Bayer und der Tantalhandel.
Um die Zusammenhänge von Bayer mit dem größten Krieg seit 1945, der seit 1998 mehr als sechs Millionen Menschen im Kongo das Leben gekostet hat, beweisen zu können, gab er sich als Rohstoffhändler aus, erzählt Klaus Werner-Lobo. Zwar ist der Öffentlichkeit bekannt, dass die kriegerischen Gruppen in der Demokratischen Republik Kongo ihre Waffen aus dem Handel mit Rohstoffen finanzieren. Weiters wissen wir, dass das Land 80 Prozent des weltweit verfügbaren Tantals, welches beispielsweise für die Produktion von Handys benötigt wird, unter seiner Erdoberfläche vergraben hält. Dass H. C. Starck, eine ehemalige Tochter des deutschen Konzerns Bayer, 60 Prozent dieses Tantals weltweit verarbeitet, wissen nur die wenigsten. Verständlicherweise gibt der Konzern, der inzwischen an ein amerikanisches Investment-Unternehmen verkauft wurde, nicht preis, woher all sein Tantal stammt.
Hier beginnt Klaus Werner-Lobo nachzuforschen. Als vermeintlicher Rohstoffhändler und Freund der Rebellen im Kriegsgebiet kontaktiert er mehrere Lieferanten von Bayer und bietet ihnen ein Geschäft über billiges Tantal an. Schon am nächsten Tag kann er zwölf Interessenten verzeichnen. Um nachzuweisen, dass solche Geschäfte Gang und Gäbe sind, reist der Aktivist in den Kongo. Dort bekommt er durch mehrere Gespräche die Kontakte eines deutschen Geologen, der gleichzeitig der größte Zwischenhändler im Tantalhandel ist. Dieser bestätigt tatsächlich, dass er seit vielen Jahren Tantal aus dem Kriegsgebiet im Ostkongo an H. C. Starck verkaufe.
Wie sich das Geld vermehrt, obwohl es nicht arbeitet.
Leider sind solche fatalen Geschäftspraktiken kein Einzelfall. Ganz im Gegenteil: Sie betreffen alle multinationalen Konzerne. Denn deren erklärtes Ziel ist es, möglichst viel Rendite in kurzer Zeit für ihre Anleger zu erwirtschaften. Diese legen ihr Geld bei den Konzernen an und lassen es dann für sich arbeiten.

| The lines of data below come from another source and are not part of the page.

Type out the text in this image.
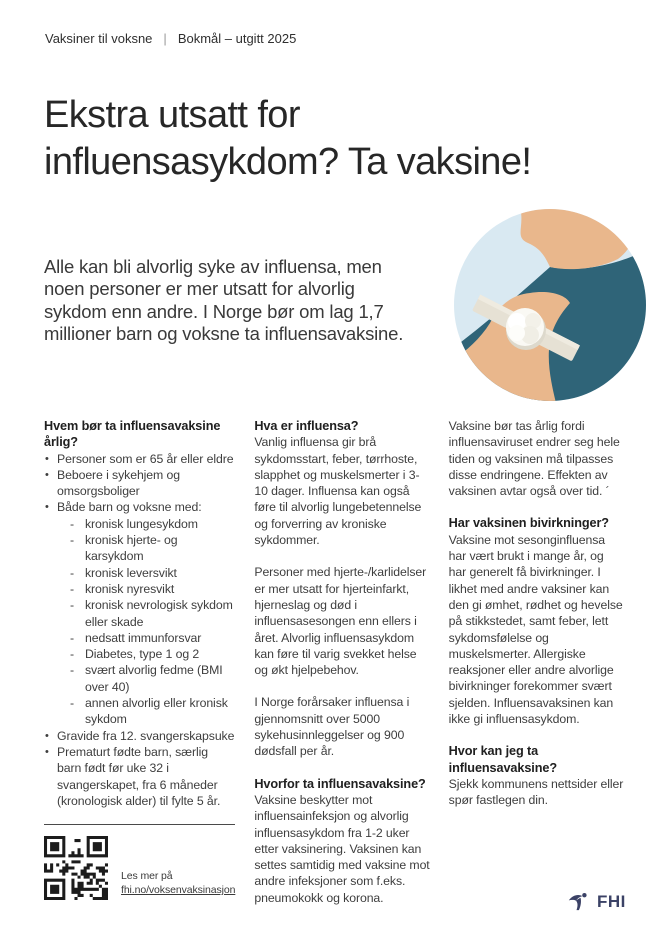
Vaksiner til voksne | Bokmål – utgitt 2025
Ekstra utsatt for
influensasykdom? Ta vaksine!

Alle kan bli alvorlig syke av influensa, men noen personer er mer utsatt for alvorlig sykdom enn andre. I Norge bør om lag 1,7 millioner barn og voksne ta influensavaksine.

Hvem bør ta influensavaksine årlig?
• Personer som er 65 år eller eldre
• Beboere i sykehjem og omsorgsboliger
• Både barn og voksne med:
- kronisk lungesykdom
- kronisk hjerte- og karsykdom
- kronisk leversvikt
- kronisk nyresvikt
- kronisk nevrologisk sykdom eller skade
- nedsatt immunforsvar
- Diabetes, type 1 og 2
- svært alvorlig fedme (BMI over 40)
- annen alvorlig eller kronisk sykdom
• Gravide fra 12. svangerskapsuke
• Prematurt fødte barn, særlig barn født før uke 32 i svangerskapet, fra 6 måneder (kronologisk alder) til fylte 5 år.
Les mer på
fhi.no/voksenvaksinasjon
Hva er influensa?

Vanlig influensa gir brå sykdomsstart, feber, tørrhoste, slapphet og muskelsmerter i 3-10 dager. Influensa kan også føre til alvorlig lungebetennelse og forverring av kroniske sykdommer.

Personer med hjerte-/karlidelser er mer utsatt for hjerteinfarkt, hjerneslag og død i influensasesongen enn ellers i året. Alvorlig influensasykdom kan føre til varig svekket helse og økt hjelpebehov.

I Norge forårsaker influensa i gjennomsnitt over 5000 sykehusinnleggelser og 900 dødsfall per år.

Hvorfor ta influensavaksine?

Vaksine beskytter mot influensainfeksjon og alvorlig influensasykdom fra 1-2 uker etter vaksinering. Vaksinen kan settes samtidig med vaksine mot andre infeksjoner som f.eks. pneumokokk og korona.

Vaksine bør tas årlig fordi influensaviruset endrer seg hele tiden og vaksinen må tilpasses disse endringene. Effekten av vaksinen avtar også over tid. ´

Har vaksinen bivirkninger?

Vaksine mot sesonginfluensa har vært brukt i mange år, og har generelt få bivirkninger. I likhet med andre vaksiner kan den gi ømhet, rødhet og hevelse på stikkstedet, samt feber, lett sykdomsfølelse og muskelsmerter. Allergiske reaksjoner eller andre alvorlige bivirkninger forekommer svært sjelden. Influensavaksinen kan ikke gi influensasykdom.

Hvor kan jeg ta influensavaksine?

Sjekk kommunens nettsider eller spør fastlegen din.

FHI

Spätestens seit der Krise der letzten Jahre wissen wir jedoch, dass Geld, entgegen aller Erwartungen, nicht arbeiten kann. Wenn das Geld eines Konzerns trotzdem mehr wird, so bedeutet das, dass andere Menschen dafür arbeiten und ausgebeutet werden. Am besten funktioniert das, indem die Produktion in jene Teile der Welt ausgelagert wird, in denen es einfach ist, ungestraft Menschenrechte und Umweltstandards mit Füßen zu treten. Das Auslagern von Arbeitsschritten zur Gewinnmaximierung mache einen multinationalen Konzern erst zu einem solchen, so die Analyse des Vortragenden.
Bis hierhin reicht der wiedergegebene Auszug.